Amy, on server farms, RAS, etc.
I think the PC Server farm is great for small to mid-size businesses (who may not have the capital nor desire to build a large infrastructure), and possibly as temporary expansion/backups for larger firms, especially during random peak volumes.
PC server farms may not be the right term. Xeon and then IA64 based server farms would drop the "PC" part, which I don't think is even in the description today. I think it's just server farms. A nit, I know. A recent article described server farms used by some large companies, and they mentioned IBM S390 as the central web server. One of these sites could cost the owner millions of dollars per significant outage (like what happened to ebay). AS far as outsourcing server farms goes, I thing ANY company, regardless of size, could be a candidate to do this. Outsourcing is THE trend of the 90's, 00's. Which leads to the next topic, RAS:
Tony, when you say IBM is the leader, what specifically were you referring to (i.e. for what market segment/application?) I'm interested in learning your thoughts.
What I meant in the post was that IBM "invented" RAS, or at least the acronym, for all market segments. They put RAS right up there with performance and price in importance as a selling factor for their products used for mission critical applications. I would say they make RAS as important as performance and price in their medium to large system products. Most of all the rest of the hype we hear and read here and elsewhere is on the other two, and RAS is almost never mentioned. IBM's commercials on TV have been RAS oriented for the last several years. Point is, what good is something that runs at xxx megahertz or yyy specints if it goes down even once in a year. One outage a year, even for their most complex system, would be considered abysmal for IBM.

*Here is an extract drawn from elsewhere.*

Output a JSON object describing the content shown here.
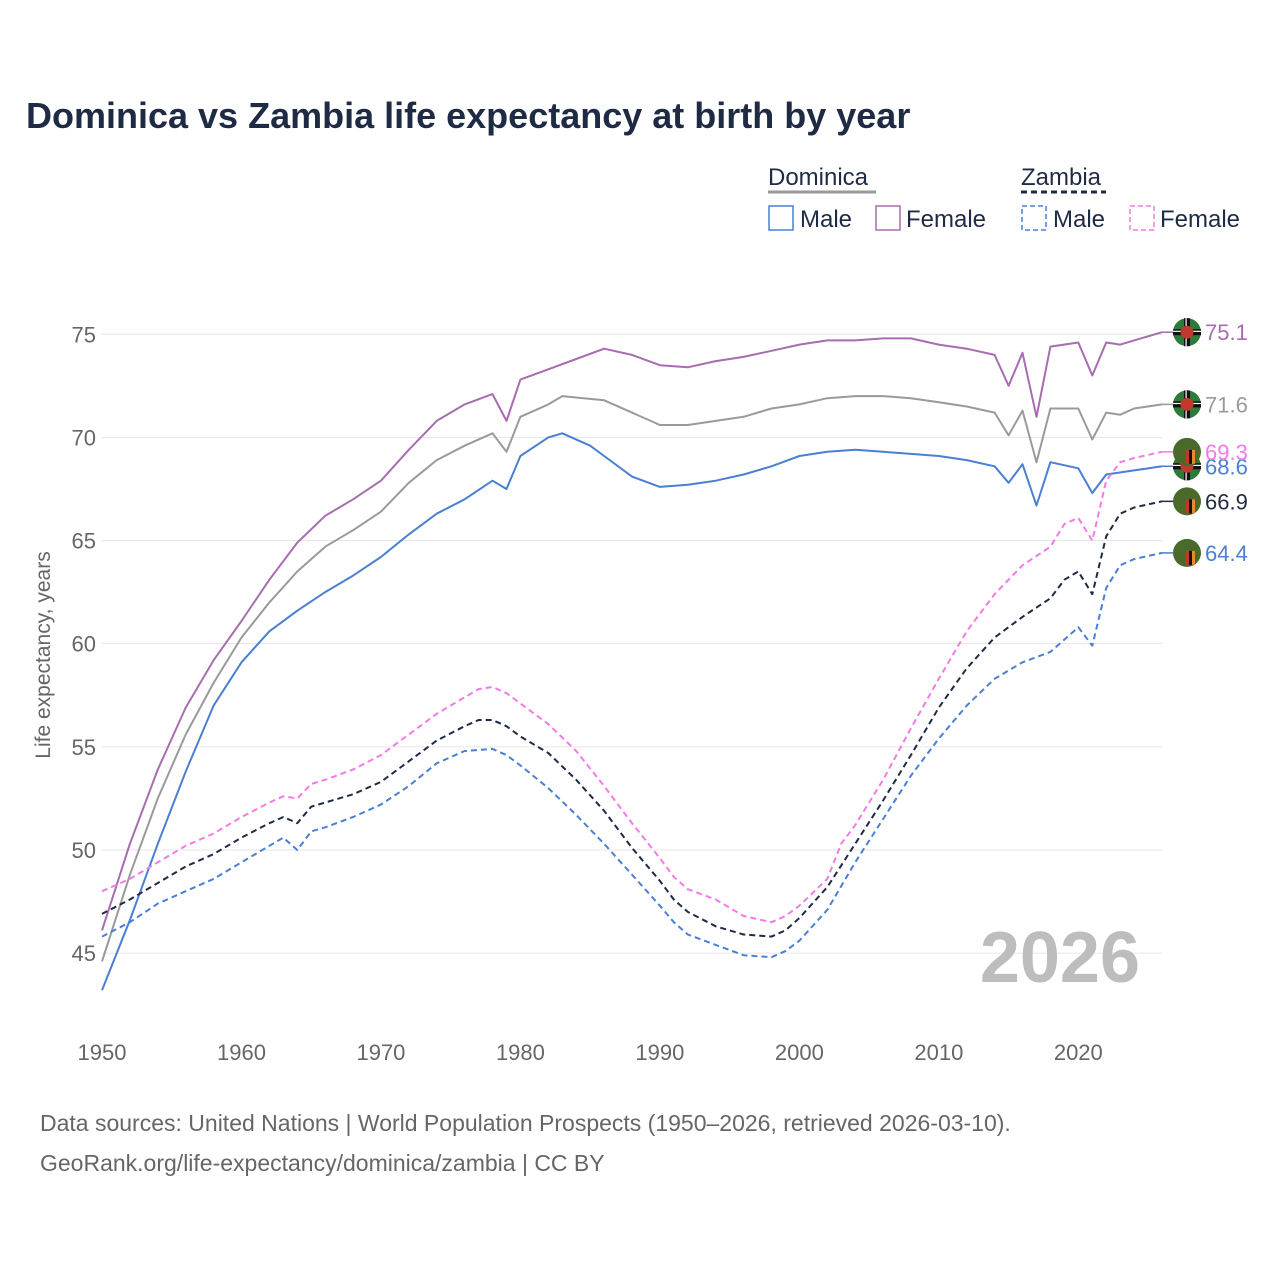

A few key RAS features in IBM S390. e.g.:
- Concurrent hardware and microcode upgrades (no power down, no touch) including CPUs.
- Concurrent hardware and microcode repair (no power down, no touch).
- No single point of failure (NSPF), hardware or software. Pull the plug on that sucker and it keeps going. Probably as much as 10% of overall logic hardware devoted to ECC of all kinds, retry, data integrity testing, etc., to support NSPF.
I know I sound like a broken record on this stuff.